Im Kaffeehaus
Im Kaffeehaus
Draußen regnete es in Strömen, oder wie meine Großtante sagen würde, wie aus Kübeln. Alles war in ein diesiges Grau getaucht, Menschen strömten an mir vorbei, stoßen mir ihre Ellenbogen in die Seiten. Alle wollten sie schnell ins Trockene.
Ich ließ mir Zeit, hatte keinen Schirm. Der Regen prasselte mir auf den Kopf. Das Wasser lief in den Mantelkragen und verteilte sich dort. Kühle Schauer ließen mich jedoch nur langsamer laufen.
Ich wusste nicht, was ich da sollte.
Warum hatte ich mich überhaupt auf den Weg gemacht?
Ich lief die Lange Straße entlang, hinunter bis zum Siegfriedplatz. Von hier aus waren es nur noch wenige hundert Meter.
Sollte ich umkehren?
Ich tat es nicht, weil ich beschloss, dass es feige wäre. Und feige, das wollte ich nicht sein.
Die Autos fuhren neben mir durch Pfützen und bespritzten meine schwarze Hose. Das war nicht wichtig. Überhaupt nicht wichtig. Hier zählten ganz andere Dinge.
Jetzt war ich bald da, doch ich war zu früh. Aus lauter Angst, zu spät zu kommen, hatte ich mich viel zu früh auf den viel zu kurzen Weg gemacht.

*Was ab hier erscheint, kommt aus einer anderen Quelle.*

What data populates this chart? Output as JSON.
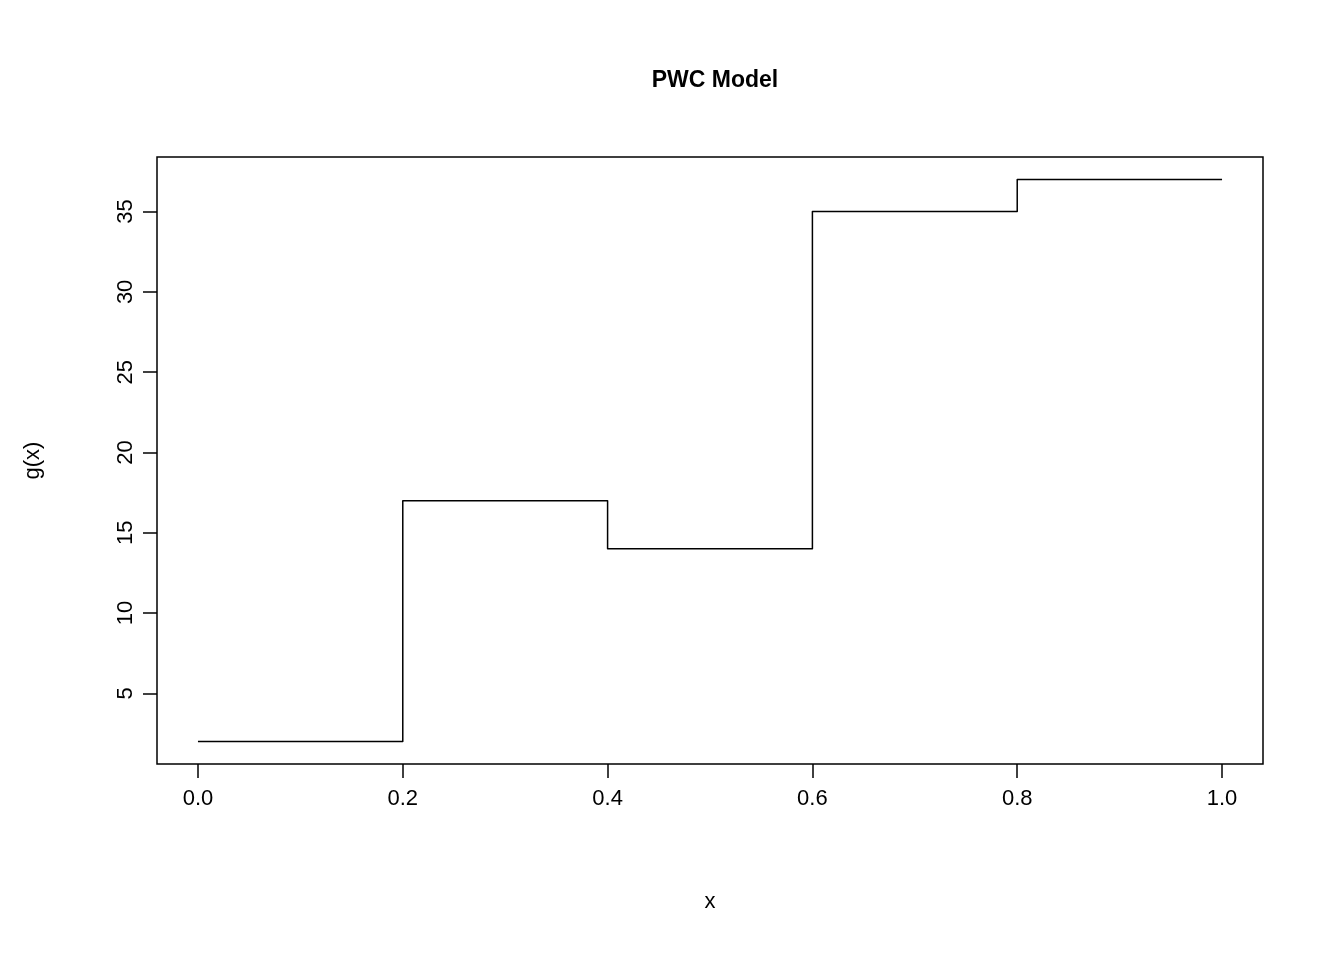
{
  "chart_data": {
    "type": "step",
    "title": "PWC Model",
    "xlabel": "x",
    "ylabel": "g(x)",
    "x": [
      0,
      0.2,
      0.4,
      0.6,
      0.8,
      1.0
    ],
    "series": [
      {
        "color": "#000000",
        "values": [
          2,
          17,
          14,
          35,
          37,
          37
        ]
      }
    ],
    "xlim": [
      -0.04,
      1.04
    ],
    "xticks": [
      {
        "value": 0,
        "label": "0.0"
      },
      0.2,
      0.4,
      0.6,
      0.8,
      {
        "value": 1,
        "label": "1.0"
      }
    ],
    "ylim": [
      0.6,
      38.4
    ],
    "yticks": [
      5,
      10,
      15,
      20,
      25,
      30,
      35
    ],
    "grid": false,
    "marker": "none",
    "line_style": "solid"
  }
}
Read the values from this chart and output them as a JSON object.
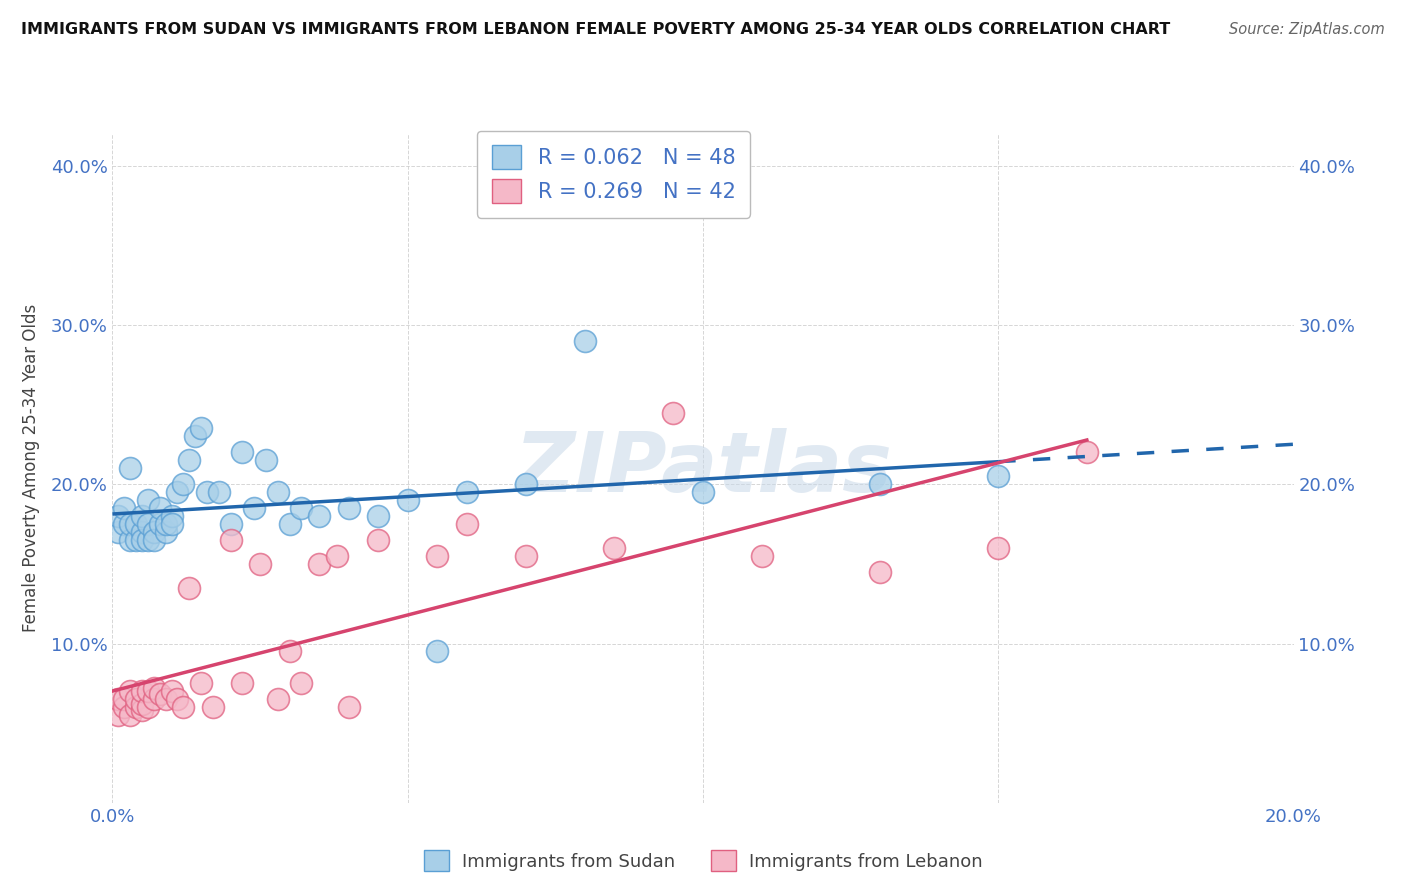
{
  "title": "IMMIGRANTS FROM SUDAN VS IMMIGRANTS FROM LEBANON FEMALE POVERTY AMONG 25-34 YEAR OLDS CORRELATION CHART",
  "source": "Source: ZipAtlas.com",
  "ylabel": "Female Poverty Among 25-34 Year Olds",
  "xlim": [
    0.0,
    0.2
  ],
  "ylim": [
    0.0,
    0.42
  ],
  "sudan_color": "#a8cfe8",
  "lebanon_color": "#f5b8c8",
  "sudan_edge": "#5a9fd4",
  "lebanon_edge": "#e06080",
  "trend_sudan_color": "#2166ac",
  "trend_lebanon_color": "#d6446e",
  "r_sudan": 0.062,
  "n_sudan": 48,
  "r_lebanon": 0.269,
  "n_lebanon": 42,
  "sudan_x": [
    0.001,
    0.001,
    0.002,
    0.002,
    0.003,
    0.003,
    0.003,
    0.004,
    0.004,
    0.005,
    0.005,
    0.005,
    0.006,
    0.006,
    0.006,
    0.007,
    0.007,
    0.008,
    0.008,
    0.009,
    0.009,
    0.01,
    0.01,
    0.011,
    0.012,
    0.013,
    0.014,
    0.015,
    0.016,
    0.018,
    0.02,
    0.022,
    0.024,
    0.026,
    0.028,
    0.03,
    0.032,
    0.035,
    0.04,
    0.045,
    0.05,
    0.055,
    0.06,
    0.07,
    0.08,
    0.1,
    0.13,
    0.15
  ],
  "sudan_y": [
    0.17,
    0.18,
    0.175,
    0.185,
    0.165,
    0.175,
    0.21,
    0.165,
    0.175,
    0.17,
    0.165,
    0.18,
    0.165,
    0.175,
    0.19,
    0.17,
    0.165,
    0.175,
    0.185,
    0.17,
    0.175,
    0.18,
    0.175,
    0.195,
    0.2,
    0.215,
    0.23,
    0.235,
    0.195,
    0.195,
    0.175,
    0.22,
    0.185,
    0.215,
    0.195,
    0.175,
    0.185,
    0.18,
    0.185,
    0.18,
    0.19,
    0.095,
    0.195,
    0.2,
    0.29,
    0.195,
    0.2,
    0.205
  ],
  "lebanon_x": [
    0.001,
    0.001,
    0.002,
    0.002,
    0.003,
    0.003,
    0.004,
    0.004,
    0.005,
    0.005,
    0.005,
    0.006,
    0.006,
    0.007,
    0.007,
    0.008,
    0.009,
    0.01,
    0.011,
    0.012,
    0.013,
    0.015,
    0.017,
    0.02,
    0.022,
    0.025,
    0.028,
    0.03,
    0.032,
    0.035,
    0.038,
    0.04,
    0.045,
    0.055,
    0.06,
    0.07,
    0.085,
    0.095,
    0.11,
    0.13,
    0.15,
    0.165
  ],
  "lebanon_y": [
    0.055,
    0.065,
    0.06,
    0.065,
    0.055,
    0.07,
    0.06,
    0.065,
    0.058,
    0.062,
    0.07,
    0.06,
    0.07,
    0.065,
    0.072,
    0.068,
    0.065,
    0.07,
    0.065,
    0.06,
    0.135,
    0.075,
    0.06,
    0.165,
    0.075,
    0.15,
    0.065,
    0.095,
    0.075,
    0.15,
    0.155,
    0.06,
    0.165,
    0.155,
    0.175,
    0.155,
    0.16,
    0.245,
    0.155,
    0.145,
    0.16,
    0.22
  ],
  "watermark_text": "ZIPatlas",
  "background_color": "#ffffff",
  "grid_color": "#cccccc",
  "tick_color": "#4472c4",
  "label_color": "#444444"
}
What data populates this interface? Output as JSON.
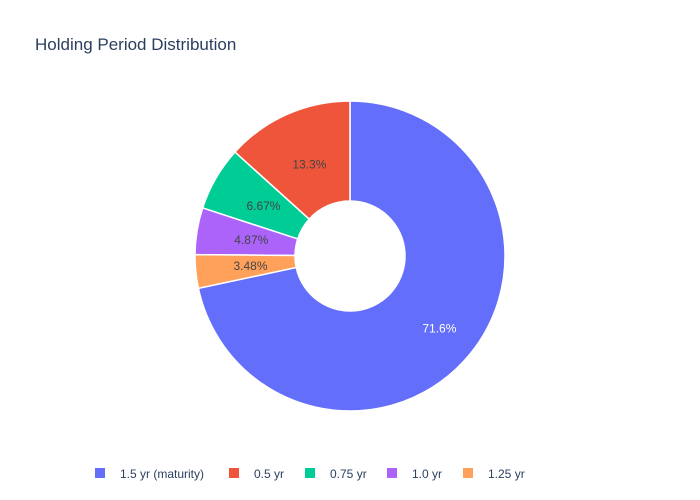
{
  "chart_data": {
    "type": "pie",
    "title": "Holding Period Distribution",
    "hole": true,
    "legend_position": "bottom",
    "slices": [
      {
        "label": "1.5 yr (maturity)",
        "value": 71.6,
        "text": "71.6%",
        "color": "#636efa",
        "text_color": "#ffffff"
      },
      {
        "label": "0.5 yr",
        "value": 13.3,
        "text": "13.3%",
        "color": "#ef553b",
        "text_color": "#444444"
      },
      {
        "label": "0.75 yr",
        "value": 6.67,
        "text": "6.67%",
        "color": "#00cc96",
        "text_color": "#444444"
      },
      {
        "label": "1.0 yr",
        "value": 4.87,
        "text": "4.87%",
        "color": "#ab63fa",
        "text_color": "#444444"
      },
      {
        "label": "1.25 yr",
        "value": 3.48,
        "text": "3.48%",
        "color": "#ffa15a",
        "text_color": "#444444"
      }
    ]
  }
}
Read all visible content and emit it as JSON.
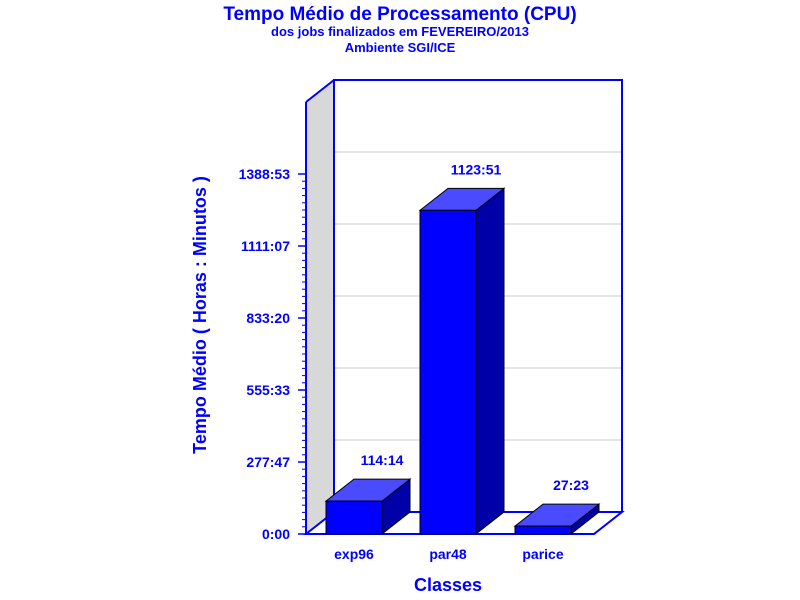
{
  "chart_data": {
    "type": "bar",
    "title": "Tempo Médio de Processamento (CPU)",
    "subtitle": "dos jobs finalizados em FEVEREIRO/2013",
    "subtitle2": "Ambiente SGI/ICE",
    "xlabel": "Classes",
    "ylabel": "Tempo Médio ( Horas : Minutos )",
    "categories": [
      "exp96",
      "par48",
      "parice"
    ],
    "values": [
      114.233,
      1123.85,
      27.383
    ],
    "value_labels": [
      "114:14",
      "1123:51",
      "27:23"
    ],
    "y_ticks": [
      "0:00",
      "277:47",
      "555:33",
      "833:20",
      "1111:07",
      "1388:53"
    ],
    "ylim": [
      0,
      1500
    ],
    "grid": true,
    "legend": "none",
    "colors": {
      "bar_front": "#0000ff",
      "bar_top": "#4a4aff",
      "bar_side": "#0000a8",
      "wall": "#d8d8d8",
      "frame": "#0000ff",
      "text": "#0000ff",
      "grid": "#c8c8c8"
    }
  }
}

Warum musste es auch in diesem Kaffehaus sein? Es gibt so viele andere in der Stadt. Aber eigensinnig war sie ja schon immer gewesen.
Sie wusste eben was sie wollte, ganz im Gegensatz zu mir.
Ich habe ihr zugesagt, konnte die ganze Nacht nicht schlafen, wältzte mich von einer Seite auf die andere, bekam beim Frühstück nichts herunter und wusste lange nicht, was ich anziehen sollte.
Schließlich habe ich mich für die schwarze Hose entschieden und dazu einen dunkelroten Kaschmirpullover. Ich war mir sicher, ihr nicht zu gefallen. Das war mir Recht.
Schon stand ich vor der vergoldeten Drehtür des Kaffeehauses. Kurz zögerte ich, doch dann ent- schloss ich, hinein zu gehen.
Hier war es warm und auf allen Tischen brannten blaue Kerzen. Ich suchte mir einen Tisch in der Ecke, in Nähe der Toiletten. Noch bevor ich mich setzte, blas ich die Kerze aus.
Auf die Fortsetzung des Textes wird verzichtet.